Hayata Sığamayanlar
Onlarla karşılaştığınızda garip, kozmik bir ışın sarar sizi. Neden etkilendiğinizi bilemezsiniz. Yüzleri bir bütündür. Her parça diğerini amansız bir biçimde tamamlar.
Farklılıklarını kader gibi taşıyan bu insanlara tepkiniz, önce hayranlık, sonra öfke, daha sonra çığlık çığlığa kaçma isteğidir. Şaşırmazlar, sizin gibileri çok görmüşlerdir. Onlarla yaşamanın zor olduğunu iyi bilirler. Çünkü, bu dünyaya herhangi bir rolü oynamaya değil, hayatın kendisi olmaya gelmişlerdir.
İnsanlar, sık sık o büyük acılarını anlatmak için onları arar. Dinlemesini iyi bilirler. Kendi yaşamları sanki yoktur. Soluk soluğa başkalarının yaşamlarında koşarlar. Kendilerini doruklarda, yalnızca doruklarda tüketirler. Kişilikleri yoktur. Kişiliğin, kişiliksizlik olduğu bilincindedirler. Bu nedenle onları, sevdiğiniz her şeye benzetebilirsiniz; anne, sevgili, gökyüzü ya da bir film karesi.
Sanatçı olmasalar da sanatçı gibi yaşarlar. Sorularla. Yanıtını aldıkları bütün soruların, sorusunu sorarlar. Bütün kavramları, kendileri isimlendirirler. Ahlaksızdırlar. Sezdikleri her şeyi yaşarlar. Sürekli, sevinç ve keder içinde. Herkesin “yeter” dediği yerde, “yeni baştan” diyerek. Kırılgan, ama umarsız değillerdir.
Kendilerinden başka hiç kimseyi incitmeyi başaramadıkları için, bu dünyaya başarısız olmaya gelmişlerdir. “Tek savunmaları, savunmasızlık”tır. Kimseyi yargılamayı bilmezler. Hiçbir canlıyı öldüremez, zarar veremezler.
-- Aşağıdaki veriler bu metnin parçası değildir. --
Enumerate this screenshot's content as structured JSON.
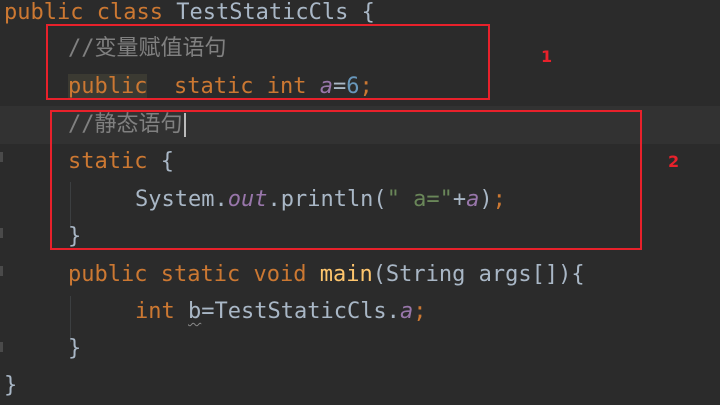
{
  "editor": {
    "lines": [
      {
        "tokens": [
          {
            "t": "public",
            "c": "kw"
          },
          {
            "t": " "
          },
          {
            "t": "class",
            "c": "kw"
          },
          {
            "t": " TestStaticCls {"
          }
        ]
      },
      {
        "tokens": [
          {
            "t": "//变量赋值语句",
            "c": "cm"
          }
        ]
      },
      {
        "tokens": [
          {
            "t": "public",
            "c": "kw hl-kw"
          },
          {
            "t": "  "
          },
          {
            "t": "static",
            "c": "kw"
          },
          {
            "t": " "
          },
          {
            "t": "int",
            "c": "kw"
          },
          {
            "t": " "
          },
          {
            "t": "a",
            "c": "fld"
          },
          {
            "t": "="
          },
          {
            "t": "6",
            "c": "num"
          },
          {
            "t": ";",
            "c": "kw"
          }
        ]
      },
      {
        "tokens": [
          {
            "t": "//静态语句",
            "c": "cm"
          }
        ]
      },
      {
        "tokens": [
          {
            "t": "static",
            "c": "kw"
          },
          {
            "t": " {"
          }
        ]
      },
      {
        "tokens": [
          {
            "t": "System."
          },
          {
            "t": "out",
            "c": "fld"
          },
          {
            "t": ".println("
          },
          {
            "t": "\" a=\"",
            "c": "str"
          },
          {
            "t": "+"
          },
          {
            "t": "a",
            "c": "fld"
          },
          {
            "t": ")"
          },
          {
            "t": ";",
            "c": "kw"
          }
        ]
      },
      {
        "tokens": [
          {
            "t": "}"
          }
        ]
      },
      {
        "tokens": [
          {
            "t": "public",
            "c": "kw"
          },
          {
            "t": " "
          },
          {
            "t": "static",
            "c": "kw"
          },
          {
            "t": " "
          },
          {
            "t": "void",
            "c": "kw"
          },
          {
            "t": " "
          },
          {
            "t": "main",
            "c": "fn"
          },
          {
            "t": "(String args[]){"
          }
        ]
      },
      {
        "tokens": [
          {
            "t": "int",
            "c": "kw"
          },
          {
            "t": " "
          },
          {
            "t": "b",
            "c": "squig"
          },
          {
            "t": "=TestStaticCls."
          },
          {
            "t": "a",
            "c": "fld"
          },
          {
            "t": ";",
            "c": "kw"
          }
        ]
      },
      {
        "tokens": [
          {
            "t": "}"
          }
        ]
      },
      {
        "tokens": [
          {
            "t": "}"
          }
        ]
      }
    ]
  },
  "annotations": {
    "box1_label": "1",
    "box2_label": "2",
    "color": "#e8212b"
  }
}
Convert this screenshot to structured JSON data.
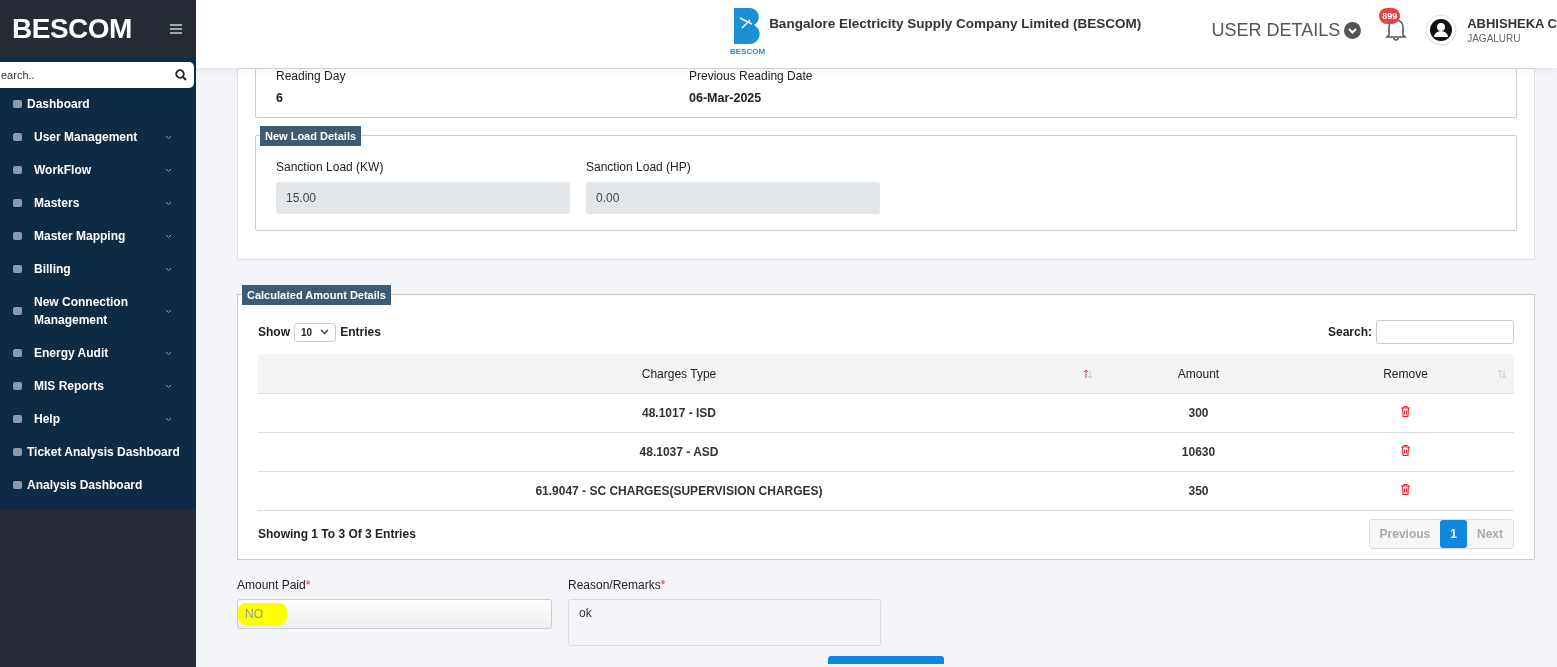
{
  "sidebar": {
    "brand": "BESCOM",
    "search": {
      "placeholder": "earch.."
    },
    "items": [
      {
        "label": "Dashboard",
        "expandable": false
      },
      {
        "label": "User Management",
        "expandable": true
      },
      {
        "label": "WorkFlow",
        "expandable": true
      },
      {
        "label": "Masters",
        "expandable": true
      },
      {
        "label": "Master Mapping",
        "expandable": true
      },
      {
        "label": "Billing",
        "expandable": true
      },
      {
        "label": "New Connection Management",
        "expandable": true
      },
      {
        "label": "Energy Audit",
        "expandable": true
      },
      {
        "label": "MIS Reports",
        "expandable": true
      },
      {
        "label": "Help",
        "expandable": true
      },
      {
        "label": "Ticket Analysis Dashboard",
        "expandable": false
      },
      {
        "label": "Analysis Dashboard",
        "expandable": false
      }
    ]
  },
  "header": {
    "logo_text": "BESCOM",
    "company": "Bangalore Electricity Supply Company Limited (BESCOM)",
    "user_details": "USER DETAILS",
    "notifications": "899",
    "user": {
      "name": "ABHISHEKA C",
      "location": "JAGALURU"
    }
  },
  "reading": {
    "fields": [
      {
        "label": "Reading Day",
        "value": "6"
      },
      {
        "label": "Previous Reading Date",
        "value": "06-Mar-2025"
      }
    ]
  },
  "new_load": {
    "title": "New Load Details",
    "fields": [
      {
        "label": "Sanction Load (KW)",
        "value": "15.00"
      },
      {
        "label": "Sanction Load (HP)",
        "value": "0.00"
      }
    ]
  },
  "calculated": {
    "title": "Calculated Amount Details",
    "show": "Show",
    "page_size": "10",
    "entries": "Entries",
    "search_label": "Search:",
    "columns": [
      "Charges Type",
      "Amount",
      "Remove"
    ],
    "rows": [
      {
        "charges_type": "48.1017 - ISD",
        "amount": "300"
      },
      {
        "charges_type": "48.1037 - ASD",
        "amount": "10630"
      },
      {
        "charges_type": "61.9047 - SC CHARGES(SUPERVISION CHARGES)",
        "amount": "350"
      }
    ],
    "info": "Showing 1 To 3 Of 3 Entries",
    "pagination": [
      {
        "label": "Previous",
        "selected": false,
        "disabled": true
      },
      {
        "label": "1",
        "selected": true,
        "disabled": false
      },
      {
        "label": "Next",
        "selected": false,
        "disabled": true
      }
    ]
  },
  "amount_paid": {
    "label": "Amount Paid",
    "required_mark": "*",
    "value": "NO",
    "highlighted": true
  },
  "remarks": {
    "label": "Reason/Remarks",
    "required_mark": "*",
    "value": "ok"
  }
}
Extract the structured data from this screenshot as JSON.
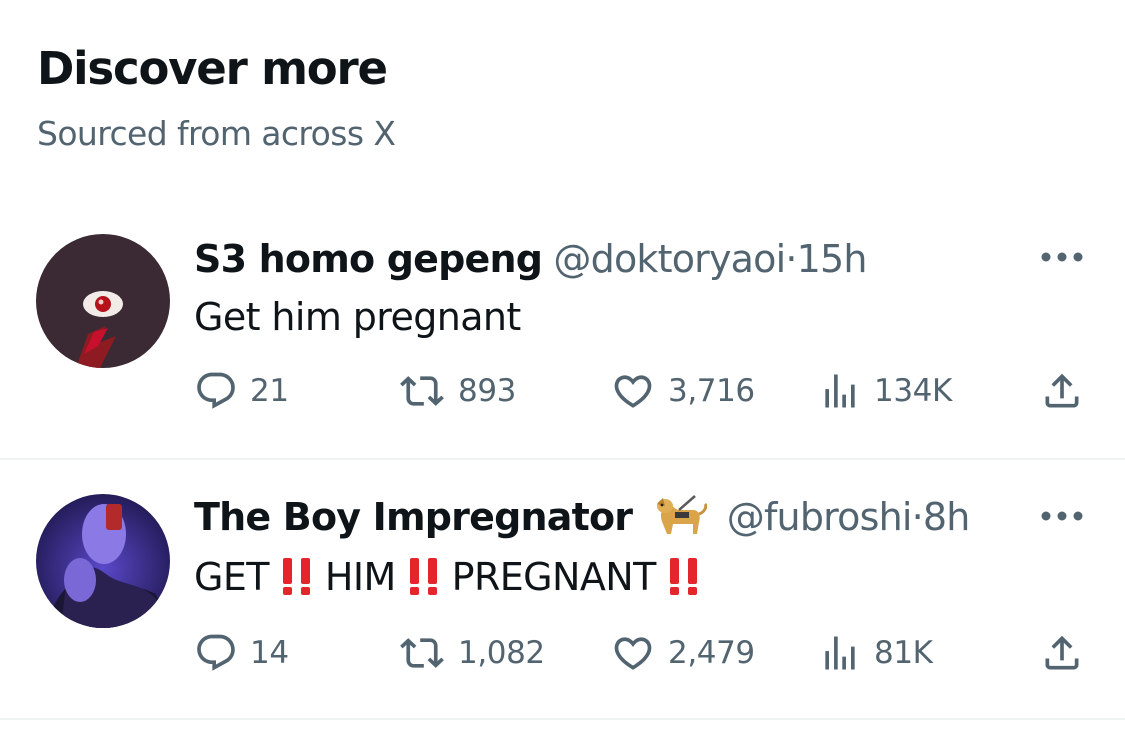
{
  "header": {
    "title": "Discover more",
    "subtitle": "Sourced from across X"
  },
  "tweets": [
    {
      "display_name": "S3 homo gepeng",
      "badge_emoji": "",
      "handle": "@doktoryaoi",
      "separator": "·",
      "time": "15h",
      "text_parts": [
        "Get him pregnant"
      ],
      "replies": "21",
      "reposts": "893",
      "likes": "3,716",
      "views": "134K",
      "avatar_colors": [
        "#3b2a33",
        "#c8102e"
      ]
    },
    {
      "display_name": "The Boy Impregnator",
      "badge_emoji": "guide-dog-emoji",
      "handle": "@fubroshi",
      "separator": "·",
      "time": "8h",
      "text_parts": [
        "GET",
        "HIM",
        "PREGNANT"
      ],
      "emphasis_emoji": "double-exclamation-mark-emoji",
      "replies": "14",
      "reposts": "1,082",
      "likes": "2,479",
      "views": "81K",
      "avatar_colors": [
        "#1a1446",
        "#6c55e0"
      ]
    }
  ],
  "colors": {
    "primary_text": "#0f1419",
    "secondary_text": "#536471",
    "divider": "#eff3f4",
    "emphasis_red": "#e4262c"
  }
}
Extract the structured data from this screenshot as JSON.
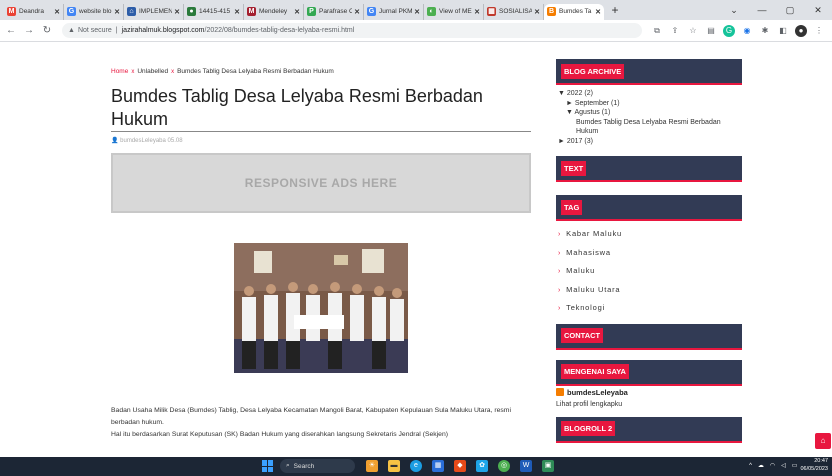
{
  "browser": {
    "tabs": [
      {
        "title": "Deandra",
        "fav_text": "M",
        "fav_color": "#ea4335"
      },
      {
        "title": "website blo",
        "fav_text": "G",
        "fav_color": "#4285f4"
      },
      {
        "title": "IMPLEMEN",
        "fav_text": "⌂",
        "fav_color": "#2d5da8"
      },
      {
        "title": "14415-415",
        "fav_text": "●",
        "fav_color": "#2a7a3b"
      },
      {
        "title": "Mendeley",
        "fav_text": "M",
        "fav_color": "#a42030"
      },
      {
        "title": "Parafrase C",
        "fav_text": "P",
        "fav_color": "#33a852"
      },
      {
        "title": "Jurnal PKM",
        "fav_text": "G",
        "fav_color": "#4285f4"
      },
      {
        "title": "View of ME",
        "fav_text": "◐",
        "fav_color": "#4caf50"
      },
      {
        "title": "SOSIALISA",
        "fav_text": "▦",
        "fav_color": "#c0392b"
      },
      {
        "title": "Bumdes Ta",
        "fav_text": "B",
        "fav_color": "#f57d00"
      }
    ],
    "new_tab_label": "+",
    "url": {
      "security": "Not secure",
      "host": "jazirahalmuk.blogspot.com",
      "path": "/2022/08/bumdes-tablig-desa-lelyaba-resmi.html"
    }
  },
  "post": {
    "breadcrumb": {
      "home": "Home",
      "category": "Unlabelled",
      "current": "Bumdes Tablig Desa Lelyaba Resmi Berbadan Hukum"
    },
    "title": "Bumdes Tablig Desa Lelyaba Resmi Berbadan Hukum",
    "meta": "bumdesLeleyaba  05.08",
    "ads_text": "RESPONSIVE ADS HERE",
    "body": [
      "Badan Usaha Milik Desa (Bumdes) Tablig, Desa Lelyaba Kecamatan Mangoli Barat, Kabupaten Kepulauan Sula Maluku Utara, resmi berbadan hukum.",
      "Hal itu berdasarkan Surat Keputusan (SK) Badan Hukum yang diserahkan langsung Sekretaris Jendral (Sekjen)"
    ]
  },
  "sidebar": {
    "archive_title": "BLOG ARCHIVE",
    "archive": [
      {
        "level": 1,
        "text": "▼  2022 (2)"
      },
      {
        "level": 2,
        "text": "►  September (1)"
      },
      {
        "level": 2,
        "text": "▼  Agustus (1)"
      },
      {
        "level": 3,
        "text": "Bumdes Tablig Desa Lelyaba Resmi Berbadan Hukum"
      },
      {
        "level": 1,
        "text": "►  2017 (3)"
      }
    ],
    "text_title": "TEXT",
    "tag_title": "TAG",
    "tags": [
      "Kabar Maluku",
      "Mahasiswa",
      "Maluku",
      "Maluku Utara",
      "Teknologi"
    ],
    "contact_title": "CONTACT",
    "about_title": "MENGENAI SAYA",
    "profile_name": "bumdesLeleyaba",
    "profile_link": "Lihat profil lengkapku",
    "blogroll_title": "BLOGROLL 2"
  },
  "taskbar": {
    "search_label": "Search",
    "time": "20:47",
    "date": "06/05/2023"
  },
  "colors": {
    "accent": "#e8173f",
    "widget_bg": "#323b55"
  }
}
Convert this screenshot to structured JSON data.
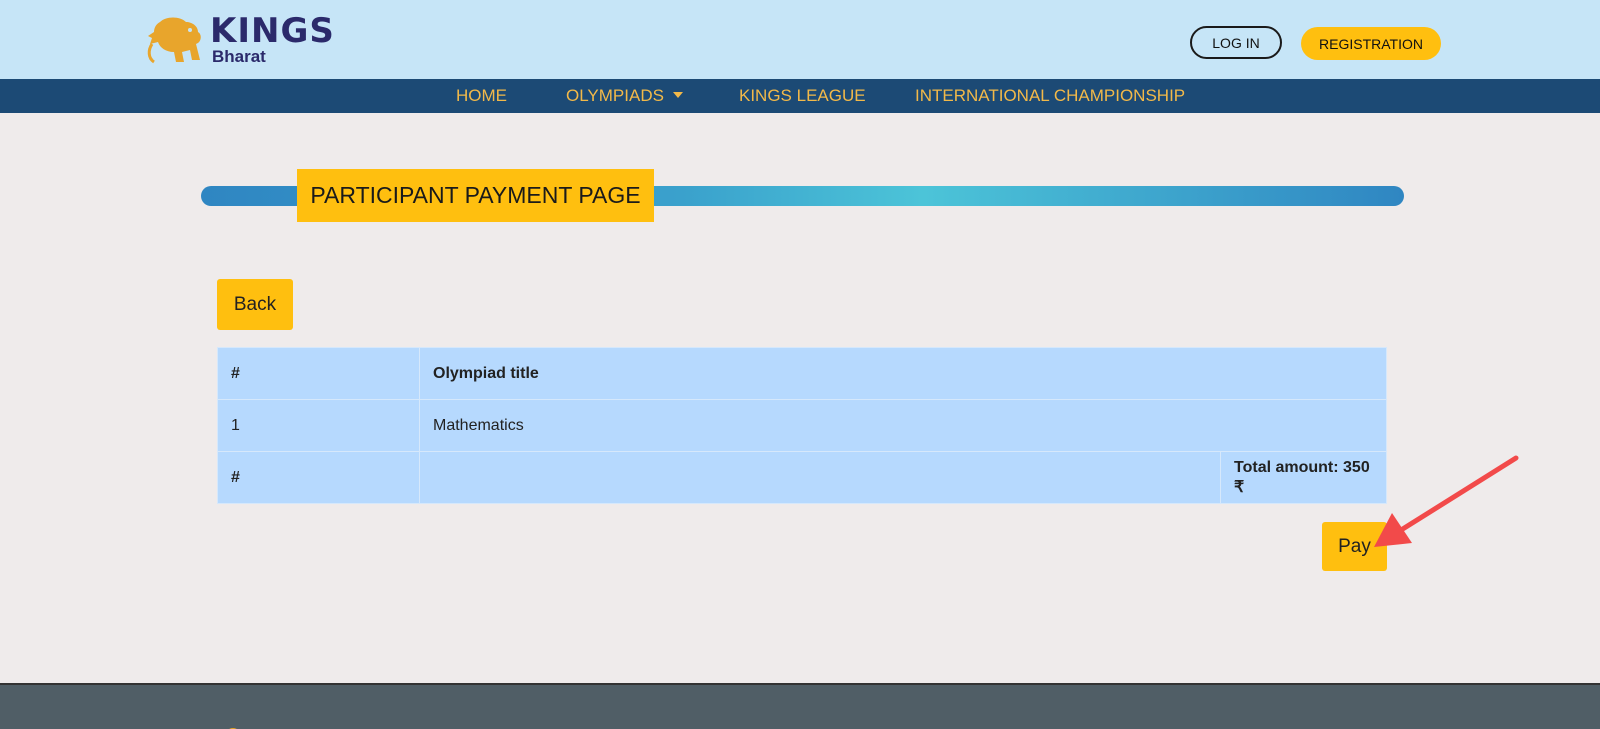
{
  "header": {
    "logo_main": "KINGS",
    "logo_sub": "Bharat",
    "login_label": "LOG IN",
    "registration_label": "REGISTRATION"
  },
  "nav": {
    "items": [
      {
        "label": "HOME"
      },
      {
        "label": "OLYMPIADS",
        "has_dropdown": true
      },
      {
        "label": "KINGS LEAGUE"
      },
      {
        "label": "INTERNATIONAL CHAMPIONSHIP"
      }
    ]
  },
  "page": {
    "title": "PARTICIPANT PAYMENT PAGE",
    "back_label": "Back",
    "pay_label": "Pay"
  },
  "table": {
    "headers": [
      "#",
      "Olympiad title"
    ],
    "rows": [
      {
        "num": "1",
        "title": "Mathematics"
      }
    ],
    "footer_num": "#",
    "total_label": "Total amount: 350 ₹"
  },
  "colors": {
    "accent_yellow": "#ffbf0f",
    "nav_blue": "#1c4a75",
    "header_bg": "#c6e5f7",
    "table_bg": "#b6d9fe",
    "footer_bg": "#505e66",
    "annotation_arrow": "#f24a4a"
  }
}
Öğretilerinde, “karşı koyma” sözcüğü yoktur. Bir çocuğun tek bir gözyaşına bile yaşamlarını vermeye hazır oldukları bu dünyaya, asla seyirci kalamadıkları için, çoğunlukla intihar ederler. İntiharı herhangi bir nedenle erteleyenleriyse, intihar biçiminde bir yaşam sürdürürler.
Kendilerini merkeze koymayı asla beceremezler. Baş eğişleri çaresizlikle karıştırılır çoğu zaman. Ama kendilerinin ya da başkalarının onurunu korumak söz konusu olduğunda, ” Bir Karadağ Tabancası” gibi sakladıkları başkaldırılarını gün ışığına çıkarırlar. Başkaldırırlar, çünkü, salt duygu olarak yaşarlar.
Başkaldırırlar, çünkü, görev bilinci yerine sevgiyi koymuşlardır, ödünsüz ruhları başka türlü var olamadığı için.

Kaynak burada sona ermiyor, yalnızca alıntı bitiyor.